I just heard the sad news on Channel 4 News that the Oscar-winning actor Philip Seymour Hoffman has been found dead of an apparent drug overdose at the age of 46. Police have said he was found in the bathroom with a hypodermic needle still in his arm.

The New York Post also report that a personal assistant found the actor’s body in the apartment at 35 Bethune St and then phoned 911 around 11:30 a.m, their time.
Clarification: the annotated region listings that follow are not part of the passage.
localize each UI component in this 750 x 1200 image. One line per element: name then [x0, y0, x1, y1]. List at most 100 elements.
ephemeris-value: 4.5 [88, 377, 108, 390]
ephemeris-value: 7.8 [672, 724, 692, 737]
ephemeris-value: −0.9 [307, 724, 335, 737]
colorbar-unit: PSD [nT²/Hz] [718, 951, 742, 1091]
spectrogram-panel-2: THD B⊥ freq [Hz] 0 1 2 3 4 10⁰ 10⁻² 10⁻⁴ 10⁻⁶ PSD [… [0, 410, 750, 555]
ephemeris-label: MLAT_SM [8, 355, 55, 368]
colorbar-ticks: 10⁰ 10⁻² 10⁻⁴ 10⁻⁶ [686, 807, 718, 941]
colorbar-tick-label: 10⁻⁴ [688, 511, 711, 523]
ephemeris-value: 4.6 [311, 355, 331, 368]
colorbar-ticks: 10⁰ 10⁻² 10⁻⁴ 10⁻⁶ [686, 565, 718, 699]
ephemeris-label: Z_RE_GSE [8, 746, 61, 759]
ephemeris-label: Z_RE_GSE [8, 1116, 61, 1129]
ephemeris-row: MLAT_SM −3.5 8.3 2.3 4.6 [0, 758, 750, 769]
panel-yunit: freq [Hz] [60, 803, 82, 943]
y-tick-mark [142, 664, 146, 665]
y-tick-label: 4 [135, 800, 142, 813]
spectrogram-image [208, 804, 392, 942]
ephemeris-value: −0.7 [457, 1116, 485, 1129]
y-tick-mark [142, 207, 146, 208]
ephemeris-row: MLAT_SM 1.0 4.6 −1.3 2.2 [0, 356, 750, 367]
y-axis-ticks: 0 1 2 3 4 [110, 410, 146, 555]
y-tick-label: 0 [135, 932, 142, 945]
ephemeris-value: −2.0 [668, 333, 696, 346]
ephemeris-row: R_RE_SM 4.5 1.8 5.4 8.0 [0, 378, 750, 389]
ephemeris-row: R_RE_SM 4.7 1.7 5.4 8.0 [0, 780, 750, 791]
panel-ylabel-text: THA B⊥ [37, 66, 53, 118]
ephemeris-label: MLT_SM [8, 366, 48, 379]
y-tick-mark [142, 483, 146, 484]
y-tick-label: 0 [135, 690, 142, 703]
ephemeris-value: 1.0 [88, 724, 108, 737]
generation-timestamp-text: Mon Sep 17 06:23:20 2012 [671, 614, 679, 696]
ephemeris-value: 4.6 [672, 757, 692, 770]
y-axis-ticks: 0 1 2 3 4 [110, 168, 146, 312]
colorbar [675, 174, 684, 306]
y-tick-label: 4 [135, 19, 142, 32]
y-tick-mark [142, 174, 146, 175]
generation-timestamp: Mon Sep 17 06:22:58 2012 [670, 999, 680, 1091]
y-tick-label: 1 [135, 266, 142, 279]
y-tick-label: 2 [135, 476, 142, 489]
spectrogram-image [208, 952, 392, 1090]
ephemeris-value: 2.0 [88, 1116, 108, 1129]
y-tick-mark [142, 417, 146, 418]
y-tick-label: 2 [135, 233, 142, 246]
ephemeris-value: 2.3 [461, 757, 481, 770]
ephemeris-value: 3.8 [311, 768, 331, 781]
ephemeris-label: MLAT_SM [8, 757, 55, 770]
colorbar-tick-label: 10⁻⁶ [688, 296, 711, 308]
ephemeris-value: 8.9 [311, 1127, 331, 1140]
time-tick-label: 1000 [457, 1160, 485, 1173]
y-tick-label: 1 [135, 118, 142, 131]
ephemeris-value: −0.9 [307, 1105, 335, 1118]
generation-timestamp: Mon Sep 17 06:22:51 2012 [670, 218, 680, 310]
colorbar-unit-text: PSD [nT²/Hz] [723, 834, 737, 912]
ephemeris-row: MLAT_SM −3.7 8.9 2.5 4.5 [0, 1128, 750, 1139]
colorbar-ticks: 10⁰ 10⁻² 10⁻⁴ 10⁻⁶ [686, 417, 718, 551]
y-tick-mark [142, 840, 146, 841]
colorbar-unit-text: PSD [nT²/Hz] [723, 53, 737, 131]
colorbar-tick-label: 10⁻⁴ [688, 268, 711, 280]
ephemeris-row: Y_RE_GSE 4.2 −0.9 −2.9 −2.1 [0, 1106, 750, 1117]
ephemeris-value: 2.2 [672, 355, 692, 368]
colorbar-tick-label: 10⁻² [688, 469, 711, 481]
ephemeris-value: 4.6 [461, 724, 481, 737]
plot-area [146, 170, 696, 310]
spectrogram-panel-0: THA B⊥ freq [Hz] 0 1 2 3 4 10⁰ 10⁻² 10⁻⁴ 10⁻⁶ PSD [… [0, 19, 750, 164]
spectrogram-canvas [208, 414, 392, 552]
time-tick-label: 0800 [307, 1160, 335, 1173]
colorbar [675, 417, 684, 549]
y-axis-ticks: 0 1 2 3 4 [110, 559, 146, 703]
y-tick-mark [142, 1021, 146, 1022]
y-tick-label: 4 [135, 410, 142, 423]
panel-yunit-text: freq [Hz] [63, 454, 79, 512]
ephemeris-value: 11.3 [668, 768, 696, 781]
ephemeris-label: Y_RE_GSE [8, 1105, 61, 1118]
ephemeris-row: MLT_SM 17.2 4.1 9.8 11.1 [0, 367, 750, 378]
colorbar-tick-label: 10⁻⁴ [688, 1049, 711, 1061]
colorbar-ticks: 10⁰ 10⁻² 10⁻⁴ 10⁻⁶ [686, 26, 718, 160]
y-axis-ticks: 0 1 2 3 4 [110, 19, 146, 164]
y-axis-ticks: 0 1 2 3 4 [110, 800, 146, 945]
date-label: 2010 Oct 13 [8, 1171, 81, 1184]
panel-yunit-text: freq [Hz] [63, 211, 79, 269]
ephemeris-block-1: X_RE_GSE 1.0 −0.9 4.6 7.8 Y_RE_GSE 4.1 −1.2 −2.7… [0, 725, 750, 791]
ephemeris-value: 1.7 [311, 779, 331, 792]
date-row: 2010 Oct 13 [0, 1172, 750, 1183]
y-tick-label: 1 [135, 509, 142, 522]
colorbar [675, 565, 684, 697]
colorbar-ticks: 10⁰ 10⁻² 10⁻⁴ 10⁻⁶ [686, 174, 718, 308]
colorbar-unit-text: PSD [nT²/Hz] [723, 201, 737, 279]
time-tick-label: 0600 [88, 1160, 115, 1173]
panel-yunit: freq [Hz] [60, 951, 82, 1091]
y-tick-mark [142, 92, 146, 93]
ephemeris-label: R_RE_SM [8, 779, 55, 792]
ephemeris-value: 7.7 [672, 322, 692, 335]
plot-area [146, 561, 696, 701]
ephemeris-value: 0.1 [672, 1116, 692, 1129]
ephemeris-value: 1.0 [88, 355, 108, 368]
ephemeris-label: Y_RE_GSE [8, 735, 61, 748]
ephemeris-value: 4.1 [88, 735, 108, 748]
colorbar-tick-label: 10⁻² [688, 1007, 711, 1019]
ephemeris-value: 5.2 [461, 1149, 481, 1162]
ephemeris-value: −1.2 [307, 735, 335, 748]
Police are still investigating, but Hoffman has previously admitted, in 2006, how he nearly succumbed to drug abuse after graduating from NYU’s drama school, but then got sober while in rehab. He told 60 Minutes at the time how he was into drugs and alcohol and would get his hands on anything he can. More recently, he reportedly checked himself into rehab again for 10 days after relapsing in 2012, having resorted to using prescription pills and snorting heroin for about a week beforehand.

Philip Seymour Hoffman was a prolific actor and he still has a few films due out. This year sees the release of God’s Pocket, starring Christina Hendricks, John Turturro, Eddie Marsan, Richard Jenkins and Caleb Landry Jones, and A Most Wanted Man starring Rachel McAdams, Robin Wright, Daniel Brühl and Willem Dafoe. He’ll also return, alonside Jennifer Lawrence, Josh Hutcherson, Liam Hemsworth, Woody Harrelson, Elizabeth Banks and Julianne Moore in the final two parts of The Hunger Games series in Mockingjay, due out this November and November 2015 respectively, as Plutarch Heavensbee.

I’d also recommend his recent movie, The Last Quartet – also starring Christopher Walken, Catherine Keener and Imogen Poots, as well as Magnolia, Mission: Impossible III where he made for a decent baddie, but I still have to check out Paul Thomas Anderson’s The Master. Hoffman has also made appearances in scores of other films including The Getaway, Hard Eight, The Big Lebowski, Patch Adams, The Talented Mr Ripley, Punch Drunk Love, Red Dragon, Almost Famous, Charlie Wilson’s War, The Invention of Lying, The Boat That Rocked, The Ides of March, Magnolia and Moneyball.